After such a great start, Howie, we’re worried about that last sentence. We suggest a local twelve-step program.
According to Julia Ecklar of Monroeville, Pennsylvania, the answer to whether anyone really likes fruitcake is: “Yes, but only when the fruitcake aficionado has a physical problem.” Julia can think of only two possible reasons for her father’s strange predilection: One, he loves rum, particularly hot buttered rum. Many fruitcakes contain rum, which, as Ecklar so felicitously puts it, supplies the cake with “its strong, odious flavor.” But we’re more concerned with her second explanation:
My father has no sense of smell. As far as I know, he never did, and it has certainly affected his ability to taste…. This lack of taste discrimination might also have contributed to his liking of fruitcake.

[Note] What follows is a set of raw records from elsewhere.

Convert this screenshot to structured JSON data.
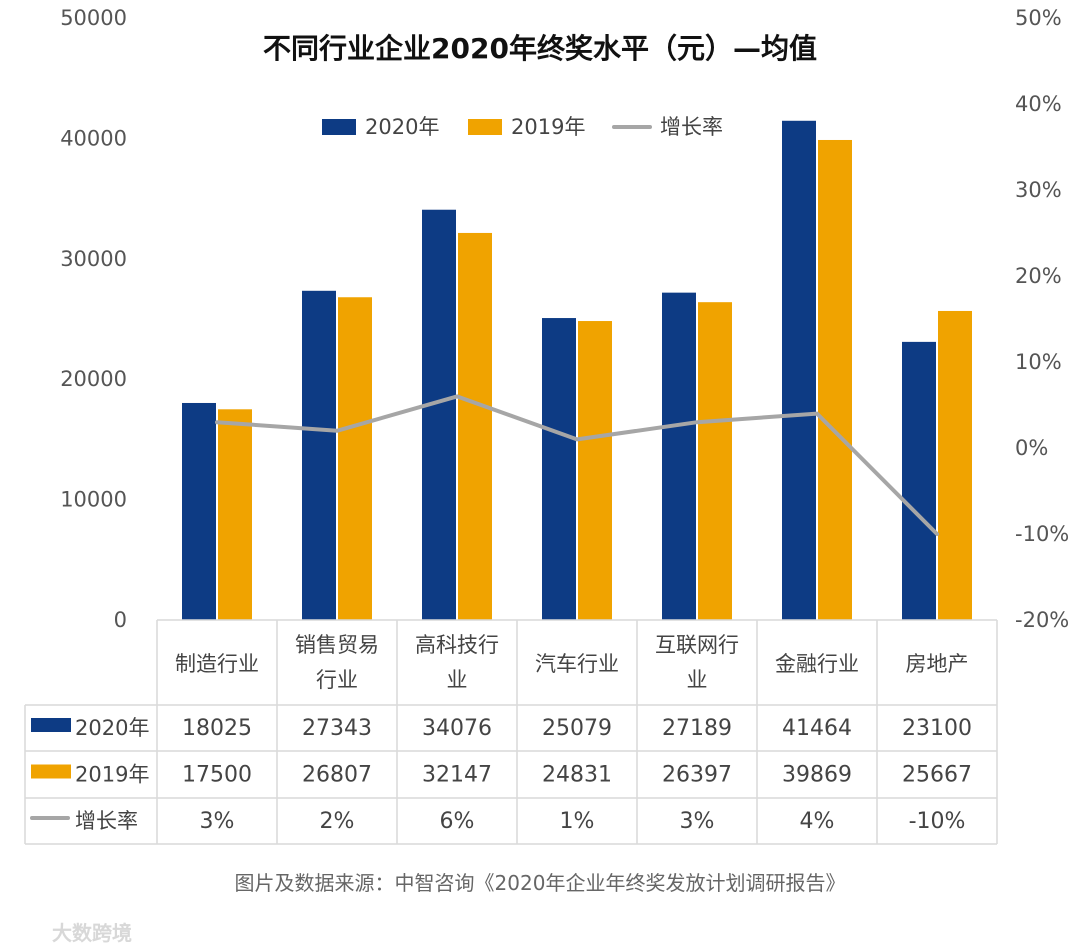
{
  "chart_data": {
    "type": "bar",
    "title": "不同行业企业2020年终奖水平（元）—均值",
    "categories": [
      "制造行业",
      "销售贸易行业",
      "高科技行业",
      "汽车行业",
      "互联网行业",
      "金融行业",
      "房地产"
    ],
    "category_lines": [
      [
        "制造行业"
      ],
      [
        "销售贸易",
        "行业"
      ],
      [
        "高科技行",
        "业"
      ],
      [
        "汽车行业"
      ],
      [
        "互联网行",
        "业"
      ],
      [
        "金融行业"
      ],
      [
        "房地产"
      ]
    ],
    "series": [
      {
        "name": "2020年",
        "type": "bar",
        "color": "#0d3b84",
        "values": [
          18025,
          27343,
          34076,
          25079,
          27189,
          41464,
          23100
        ],
        "labels": [
          "18025",
          "27343",
          "34076",
          "25079",
          "27189",
          "41464",
          "23100"
        ]
      },
      {
        "name": "2019年",
        "type": "bar",
        "color": "#f0a300",
        "values": [
          17500,
          26807,
          32147,
          24831,
          26397,
          39869,
          25667
        ],
        "labels": [
          "17500",
          "26807",
          "32147",
          "24831",
          "26397",
          "39869",
          "25667"
        ]
      },
      {
        "name": "增长率",
        "type": "line",
        "axis": "secondary",
        "color": "#a6a6a6",
        "values": [
          3,
          2,
          6,
          1,
          3,
          4,
          -10
        ],
        "labels": [
          "3%",
          "2%",
          "6%",
          "1%",
          "3%",
          "4%",
          "-10%"
        ]
      }
    ],
    "primary_axis": {
      "min": 0,
      "max": 50000,
      "ticks": [
        0,
        10000,
        20000,
        30000,
        40000,
        50000
      ],
      "tick_labels": [
        "0",
        "10000",
        "20000",
        "30000",
        "40000",
        "50000"
      ]
    },
    "secondary_axis": {
      "min": -20,
      "max": 50,
      "ticks": [
        -20,
        -10,
        0,
        10,
        20,
        30,
        40,
        50
      ],
      "tick_labels": [
        "-20%",
        "-10%",
        "0%",
        "10%",
        "20%",
        "30%",
        "40%",
        "50%"
      ]
    },
    "legend": {
      "position": "top-center",
      "entries": [
        "2020年",
        "2019年",
        "增长率"
      ]
    },
    "data_table": true,
    "source": "图片及数据来源：中智咨询《2020年企业年终奖发放计划调研报告》"
  },
  "watermark": "大数跨境"
}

We’re a little upset at the Ecklar extended family for taking advantage of his handicap, for Ecklar reports:
When I was a kid, all our relatives knew that giving fruitcake to my father would just make his holiday; all our friends knew that they could dispose of unwanted fruitcakes by giving them to us.

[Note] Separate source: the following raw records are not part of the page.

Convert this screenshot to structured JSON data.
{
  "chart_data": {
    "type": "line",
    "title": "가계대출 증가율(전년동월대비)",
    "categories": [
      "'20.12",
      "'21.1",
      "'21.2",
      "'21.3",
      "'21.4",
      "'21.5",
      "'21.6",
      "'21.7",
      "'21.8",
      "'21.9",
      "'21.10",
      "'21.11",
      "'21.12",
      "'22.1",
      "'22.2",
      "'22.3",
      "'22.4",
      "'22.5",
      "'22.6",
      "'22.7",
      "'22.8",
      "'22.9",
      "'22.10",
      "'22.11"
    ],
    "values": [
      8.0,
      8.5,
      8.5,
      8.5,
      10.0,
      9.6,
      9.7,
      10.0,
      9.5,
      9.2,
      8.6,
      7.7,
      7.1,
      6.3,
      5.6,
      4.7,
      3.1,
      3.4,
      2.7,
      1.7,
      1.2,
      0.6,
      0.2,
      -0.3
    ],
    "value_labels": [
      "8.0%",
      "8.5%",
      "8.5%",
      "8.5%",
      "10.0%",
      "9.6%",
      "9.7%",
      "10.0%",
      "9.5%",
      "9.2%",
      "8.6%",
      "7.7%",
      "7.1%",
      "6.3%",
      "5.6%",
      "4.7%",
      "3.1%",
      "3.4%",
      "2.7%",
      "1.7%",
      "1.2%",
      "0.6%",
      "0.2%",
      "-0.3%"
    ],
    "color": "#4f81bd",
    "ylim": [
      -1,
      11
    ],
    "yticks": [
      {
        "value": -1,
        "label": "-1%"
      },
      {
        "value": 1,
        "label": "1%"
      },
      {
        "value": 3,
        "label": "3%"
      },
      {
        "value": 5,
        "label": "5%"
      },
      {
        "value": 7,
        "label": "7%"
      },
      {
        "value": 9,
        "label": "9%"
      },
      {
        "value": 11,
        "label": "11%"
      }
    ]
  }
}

Christopher K. Degnan of Whitefield, New Hampshire, theorizes that the reason fruitcake is so unpalatable is that most cakes withhold the crucial ingredient: pork. Christopher shared with us a recipe contained in a book called Vermont Cooking. The recipe for two loaves includes the usual nuts, molasses, raisins, fruits, eggs, and sugar, as well as “one cup of chopped pork (all fat).” The mind reels.
FRUSTABLE 4: Where, exactly, did the expression “blue plate special” come from?
Several correspondents were aghast at the readers quoted in When Did Wild Poodles Roam the Earth? who doubted that blue plates were ever actually used in restaurants. Our favorite was Dave Rutherford of Holcomb, New York, who sent us a color snapshot of a classic diner, the Miss Albany Diner in Albany, New York. Right next to the name on the sign above the door was another sign: “Blue Plate Specials.” Dave reports that specials advertised on the sign “were and continue to be served on blue plates.” Judy Stuart of DeLand, Florida, enclosed an article about the blue willow plates we wrote about in our initial discussion of this topic in Do Penguins Have Knees? But Judy has more concrete evidence that blue plates were used in restaurants: Her husband, Dick, worked in diners in the late 1930s and early 1940s and served many a meal on blue plates.
Indeed, we heard from several readers who collect blue willow china. We particularly enjoyed a long discussion by Pat Kaniarz of Harbor Springs, Michigan. Kaniarz confirms that the earliest blue and white china was imported, appropriately enough, from China, and was all hand painted.
With the advent of the Industrial Revolution, English potters figured out how to transfer print designs stolen from uncopyrighted Chinese design. Eventually, the English mass-produced willow patterns in a myriad of colors, but blue and white was always the most popular.
Most blue plate specials were served on divided dishes called “grill plates.” According to Kaniarz:
Those grill plates, once so inexpensive that restaurants let low-paid dishwashers handle them, now are offered in antique shops at twenty to thirty dollars each.
Lots of restaurants used blue willow, although not all confined their use to the grill plates.
The restaurant ware is very collectible. Some of us who are hooked on blue willow (we have a newsletter called “The Willow Word” that is subtitled “The Newspaper for People Addicted to Willow-Pattern China”) collect only the restaurant ware. Because it was made for heavy use, a lot of it has survived in pretty good condition.
In the three books since Why Do Dogs Have Wet Noses?, we have pieced together the origin of the blue plate special, but our initial target still eludes us. We still haven’t found the restaurant that initiated or inspired the expression.